• Last night, I had a dream about this guy that I'm in love with. He doesn't love me back, I'm sure. But last night I had a dream I was back in dance class, a thing I stopped doing since I moved. Everything where I live is expensive, and my school doesn't have dance. Anyway, I was on the bar, and he walked in looking for me. His back was facing toward me, so I sneaked up behind him and tapped his shoulder. Then he swiftly scooped me up and said, "I love you." I responded with an "Okay!" and a smile. Then he proceeded to kiss me. I've never been kissed before, but if I had to choose one person to change that, it would be him. Then he let me down, took my hand, and we walked to a Hampton Inn that my parents, for some reason, rented out for us (my family.) We walked in, and nobody was there.

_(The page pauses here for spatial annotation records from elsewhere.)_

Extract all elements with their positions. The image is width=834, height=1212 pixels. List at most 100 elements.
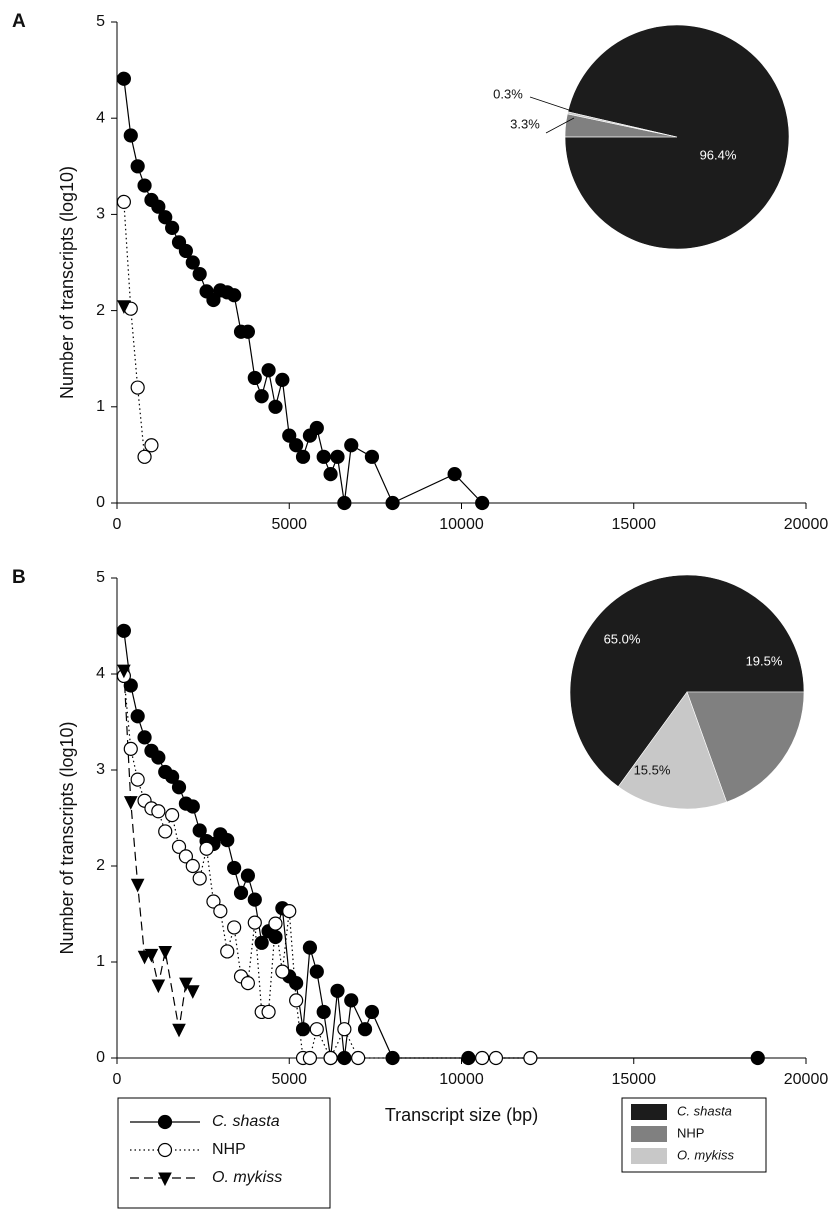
marker <box>123 128 138 143</box>
marker <box>192 871 207 886</box>
marker <box>254 389 269 404</box>
marker <box>178 243 193 259</box>
marker <box>364 449 380 464</box>
marker <box>158 210 173 225</box>
legend-label: NHP <box>212 1141 246 1158</box>
marker <box>240 976 256 991</box>
x-tick-label: 0 <box>113 516 122 533</box>
series-line <box>123 670 194 1030</box>
marker <box>151 199 166 214</box>
marker <box>330 983 345 998</box>
marker <box>137 178 152 193</box>
marker <box>144 948 159 963</box>
marker <box>275 964 290 979</box>
legend-label: C. shasta <box>212 1113 280 1130</box>
marker <box>475 495 490 511</box>
marker <box>172 1023 186 1038</box>
marker <box>199 841 214 856</box>
marker <box>137 730 152 745</box>
line-legend-box <box>117 1097 331 1209</box>
marker <box>123 796 138 810</box>
marker <box>309 964 324 979</box>
marker <box>282 904 297 919</box>
series-line <box>123 78 483 504</box>
marker <box>233 885 249 900</box>
x-tick-label: 10000 <box>439 516 484 533</box>
series-line <box>123 201 152 459</box>
marker <box>261 1004 276 1020</box>
marker <box>130 709 145 724</box>
marker <box>206 894 221 909</box>
pie-value-label: 3.3% <box>510 116 540 131</box>
marker <box>268 399 283 414</box>
marker <box>309 420 324 436</box>
marker <box>165 220 180 235</box>
marker <box>165 769 180 784</box>
marker <box>206 292 221 308</box>
y-tick-label: 4 <box>96 665 105 682</box>
marker <box>475 1050 490 1066</box>
panel-label: A <box>12 11 26 32</box>
marker <box>117 664 131 679</box>
marker <box>385 1050 400 1066</box>
marker <box>240 868 256 883</box>
marker <box>171 839 187 854</box>
marker <box>295 1022 311 1037</box>
y-tick-label: 5 <box>96 569 105 586</box>
y-tick-label: 3 <box>96 206 105 223</box>
pie-legend-label: O. mykiss <box>677 1147 735 1162</box>
pie-legend-label: NHP <box>677 1125 704 1140</box>
y-tick-label: 4 <box>96 109 105 126</box>
marker <box>130 159 145 174</box>
marker <box>289 976 304 991</box>
marker <box>130 772 145 787</box>
leader-line <box>545 117 575 134</box>
marker <box>130 878 145 893</box>
marker <box>185 799 200 814</box>
marker <box>247 892 262 907</box>
marker <box>344 438 359 453</box>
marker <box>275 372 290 387</box>
y-tick-label: 1 <box>96 398 105 415</box>
marker <box>227 288 242 303</box>
y-tick-label: 3 <box>96 761 105 778</box>
marker <box>523 1050 538 1066</box>
marker <box>192 823 207 838</box>
marker <box>116 194 131 209</box>
marker <box>268 916 283 931</box>
marker <box>117 300 131 314</box>
marker <box>302 940 318 955</box>
marker <box>240 324 256 339</box>
marker <box>337 1050 352 1066</box>
pie-value-label: 65.0% <box>604 631 641 646</box>
marker <box>295 449 311 464</box>
y-axis-label: Number of transcripts (log10) <box>57 166 77 399</box>
pie-value-label: 19.5% <box>746 653 783 668</box>
pie-value-label: 15.5% <box>634 762 671 777</box>
pie-legend-label: C. shasta <box>677 1103 732 1118</box>
x-axis-label: Transcript size (bp) <box>385 1105 538 1125</box>
marker <box>247 370 262 386</box>
pie-slice <box>569 574 805 788</box>
marker <box>213 904 228 919</box>
marker <box>309 1022 324 1037</box>
x-tick-label: 5000 <box>271 1071 307 1088</box>
marker <box>268 929 283 945</box>
y-tick-label: 2 <box>96 302 105 319</box>
marker <box>261 363 276 378</box>
marker <box>461 1050 476 1066</box>
marker <box>337 495 352 511</box>
marker <box>130 380 145 395</box>
marker <box>337 1022 352 1037</box>
y-tick-label: 0 <box>96 494 105 511</box>
marker <box>357 1022 373 1037</box>
marker <box>220 832 235 848</box>
x-tick-label: 0 <box>113 1071 122 1088</box>
marker <box>116 71 131 86</box>
marker <box>344 993 359 1008</box>
marker <box>192 266 207 282</box>
marker <box>364 1004 380 1020</box>
marker <box>151 804 166 819</box>
pie-slice <box>686 691 805 803</box>
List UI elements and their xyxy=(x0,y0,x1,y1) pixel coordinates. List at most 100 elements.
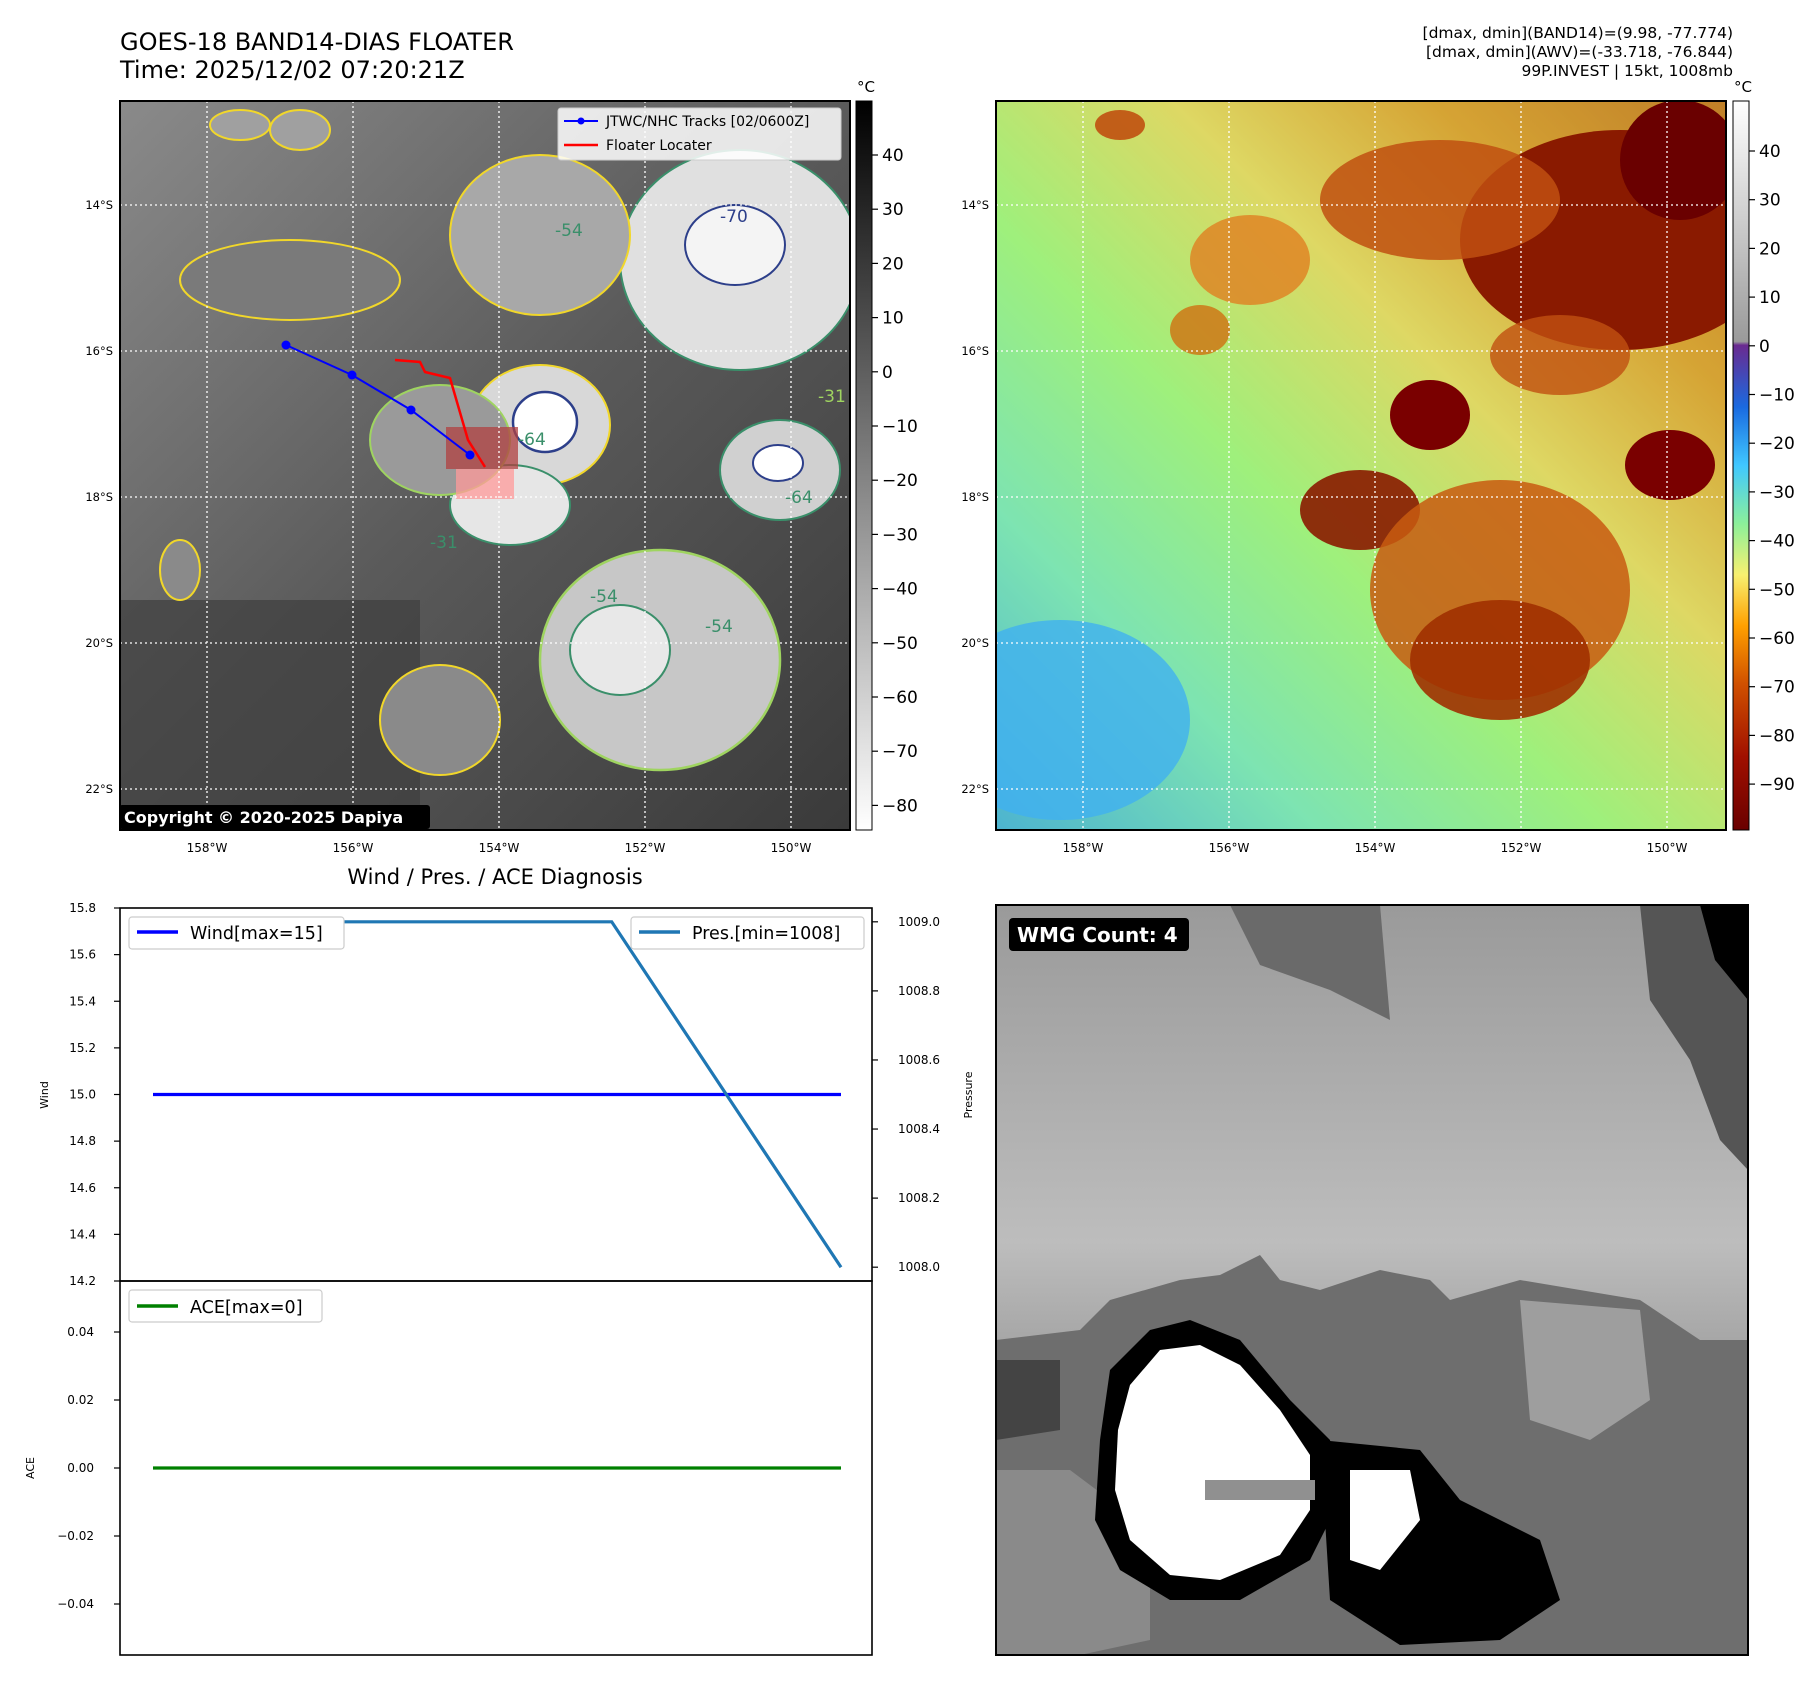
colorbar-tick-label: 20 xyxy=(1759,239,1781,259)
contour-label: -64 xyxy=(785,488,813,508)
lon-label: 154°W xyxy=(1355,841,1396,855)
enhanced-map-lat-labels: 14°S 16°S 18°S 20°S 22°S xyxy=(961,198,989,796)
contour-label: -54 xyxy=(590,587,618,607)
lon-label: 156°W xyxy=(1209,841,1250,855)
wmg-frame xyxy=(995,904,1749,1656)
wind-legend: Wind[max=15] xyxy=(128,916,345,950)
lon-label: 152°W xyxy=(625,841,666,855)
ace-tick-label: −0.04 xyxy=(57,1597,94,1611)
ir-colorbar-ticks: 40 30 20 10 0 −10 −20 −30 −40 −50 −60 −70 −80 xyxy=(872,146,918,816)
ir-map-lon-labels: 158°W 156°W 154°W 152°W 150°W xyxy=(187,841,812,855)
lat-label: 18°S xyxy=(85,490,113,504)
lat-label: 20°S xyxy=(85,636,113,650)
lat-label: 22°S xyxy=(85,782,113,796)
wind-tick-label: 15.6 xyxy=(69,948,96,962)
diagnosis-lines xyxy=(153,920,843,1470)
legend-locater-label: Floater Locater xyxy=(606,138,712,154)
pressure-tick-label: 1008.8 xyxy=(898,984,940,998)
ir-map-gridlines xyxy=(120,101,850,830)
track-point xyxy=(347,370,357,380)
lon-label: 156°W xyxy=(333,841,374,855)
legend-marker-icon xyxy=(577,117,585,125)
diagnosis-title: Wind / Pres. / ACE Diagnosis xyxy=(347,865,642,889)
pressure-axis-ticks: 1009.0 1008.8 1008.6 1008.4 1008.2 1008.0 xyxy=(872,915,940,1274)
contour-label: -70 xyxy=(720,207,748,227)
diagnosis-panel: Wind / Pres. / ACE Diagnosis 15.8 15.6 15.… xyxy=(24,865,975,1656)
enhanced-map-frame xyxy=(995,100,1727,831)
ir-map-contour-labels: -70 -54 -64 -64 -54 -54 -31 -31 xyxy=(430,207,846,637)
wind-tick-label: 15.0 xyxy=(69,1088,96,1102)
colorbar-tick-label: −40 xyxy=(1759,532,1795,552)
contour-label: -54 xyxy=(555,221,583,241)
lon-label: 150°W xyxy=(771,841,812,855)
colorbar-tick-label: 0 xyxy=(1759,337,1770,357)
legend-wind-label: Wind[max=15] xyxy=(190,924,323,944)
colorbar-tick-label: −60 xyxy=(882,688,918,708)
pressure-tick-label: 1008.0 xyxy=(898,1260,940,1274)
colorbar-tick-label: −20 xyxy=(882,471,918,491)
legend-pressure-label: Pres.[min=1008] xyxy=(692,924,840,944)
colorbar-tick-label: −10 xyxy=(1759,386,1795,406)
colorbar-tick-label: −70 xyxy=(1759,678,1795,698)
colorbar-tick-label: 20 xyxy=(882,254,904,274)
figure-title: GOES-18 BAND14-DIAS FLOATER Time: 2025/1… xyxy=(120,28,514,84)
lat-label: 22°S xyxy=(961,782,989,796)
ace-tick-label: 0.00 xyxy=(67,1461,94,1475)
ace-axis-ticks: 0.04 0.02 0.00 −0.02 −0.04 xyxy=(57,1325,120,1611)
info-line-1: [dmax, dmin](BAND14)=(9.98, -77.774) xyxy=(1422,24,1733,42)
track-point xyxy=(406,405,416,415)
colorbar-tick-label: −90 xyxy=(1759,775,1795,795)
contour-label: -64 xyxy=(518,430,546,450)
ace-tick-label: 0.02 xyxy=(67,1393,94,1407)
wind-tick-label: 14.8 xyxy=(69,1134,96,1148)
colorbar-tick-label: 0 xyxy=(882,363,893,383)
wind-tick-label: 14.6 xyxy=(69,1181,96,1195)
wind-tick-label: 15.2 xyxy=(69,1041,96,1055)
ace-legend: ACE[max=0] xyxy=(128,1289,323,1323)
wmg-count-text: WMG Count: 4 xyxy=(1017,923,1178,947)
wind-tick-label: 14.4 xyxy=(69,1227,96,1241)
info-line-3: 99P.INVEST | 15kt, 1008mb xyxy=(1521,62,1733,80)
lon-label: 158°W xyxy=(187,841,228,855)
lon-label: 154°W xyxy=(479,841,520,855)
ace-tick-label: −0.02 xyxy=(57,1529,94,1543)
pressure-legend: Pres.[min=1008] xyxy=(630,916,865,950)
enhanced-colorbar-ticks: 40 30 20 10 0 −10 −20 −30 −40 −50 −60 −70 −80 −90 xyxy=(1749,142,1795,795)
figure-info: [dmax, dmin](BAND14)=(9.98, -77.774) [dm… xyxy=(1423,24,1733,81)
title-line-1: GOES-18 BAND14-DIAS FLOATER xyxy=(120,28,514,56)
wind-axis-label: Wind xyxy=(38,1081,51,1109)
title-line-2: Time: 2025/12/02 07:20:21Z xyxy=(120,56,465,84)
colorbar-tick-label: 40 xyxy=(1759,142,1781,162)
pressure-tick-label: 1008.6 xyxy=(898,1053,940,1067)
info-line-2: [dmax, dmin](AWV)=(-33.718, -76.844) xyxy=(1426,43,1733,61)
colorbar-tick-label: 30 xyxy=(1759,191,1781,211)
wind-axis-ticks: 15.8 15.6 15.4 15.2 15.0 14.8 14.6 14.4 14.2 xyxy=(69,901,120,1288)
colorbar-tick-label: 10 xyxy=(882,309,904,329)
track-point xyxy=(465,450,475,460)
jtwc-track-line xyxy=(285,344,471,456)
colorbar-tick-label: 40 xyxy=(882,146,904,166)
legend-tracks-label: JTWC/NHC Tracks [02/0600Z] xyxy=(605,114,809,130)
colorbar-tick-label: −80 xyxy=(1759,726,1795,746)
pressure-tick-label: 1008.2 xyxy=(898,1191,940,1205)
wind-tick-label: 15.8 xyxy=(69,901,96,915)
track-and-locater xyxy=(281,340,487,468)
colorbar-unit: °C xyxy=(1734,78,1752,96)
wmg-panel: WMG Count: 4 xyxy=(995,904,1749,1656)
ir-map-panel: -70 -54 -64 -64 -54 -54 -31 -31 JTWC/NHC… xyxy=(85,78,918,855)
wmg-count-badge: WMG Count: 4 xyxy=(1009,918,1189,951)
ir-map-legend: JTWC/NHC Tracks [02/0600Z] Floater Locat… xyxy=(557,107,842,161)
ir-colorbar: °C 40 30 20 10 0 −10 −20 −30 −40 −50 −60 −70 −80 xyxy=(855,78,918,831)
pressure-tick-label: 1009.0 xyxy=(898,915,940,929)
colorbar-tick-label: 10 xyxy=(1759,288,1781,308)
track-point xyxy=(281,340,291,350)
enhanced-map-imagery xyxy=(996,101,1726,830)
copyright-text: Copyright © 2020-2025 Dapiya xyxy=(124,808,403,827)
contour-label: -31 xyxy=(430,533,458,553)
colorbar-tick-label: −50 xyxy=(882,634,918,654)
enhanced-colorbar: °C 40 30 20 10 0 −10 −20 −30 −40 −50 −60 −70 −80 −90 xyxy=(1732,78,1795,831)
pressure-axis-label: Pressure xyxy=(962,1071,975,1118)
wind-tick-label: 15.4 xyxy=(69,994,96,1008)
colorbar-tick-label: −70 xyxy=(882,742,918,762)
ace-axis-label: ACE xyxy=(24,1457,37,1479)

He proceeded to push me, laughing, onto the bed, and kiss me some more. Then we wrestled a bit, and fell asleep in the bed with my head resting on his chest.

    Then my mom woke me up. I didn't even know that all that had been a dream yet, but that dream went KAPUT. Or so I thought. I fell back to sleep, and for what seemed like forever, there was no dream. Then I was suddenly walking back into the Hampton Inn hotel room. I saw my uncle, my aunt, and their two kids sleeping on the couch. I quietly left, and I walked back to the dance studio. I got a phone call. It was him. I picked up and said hello. He said hello back, and told me why he called.

    "So my parents are in their car, and we're stuck at a light. I just thought I should get to know you a little better..."

    The thing that I loved about that sentence was that it wasn't the kind of "get to know you better" that slows a relationship, it was the kind that means that he wanted to know everything and anything about me that he didn't already know. I proceeded to tell him everything. And he listened. And we lived Happily Ever After.

    But I woke up wanting to cry because none of that was true. And it wouldn't be as far as he was concerned. And that's why I hate dreams.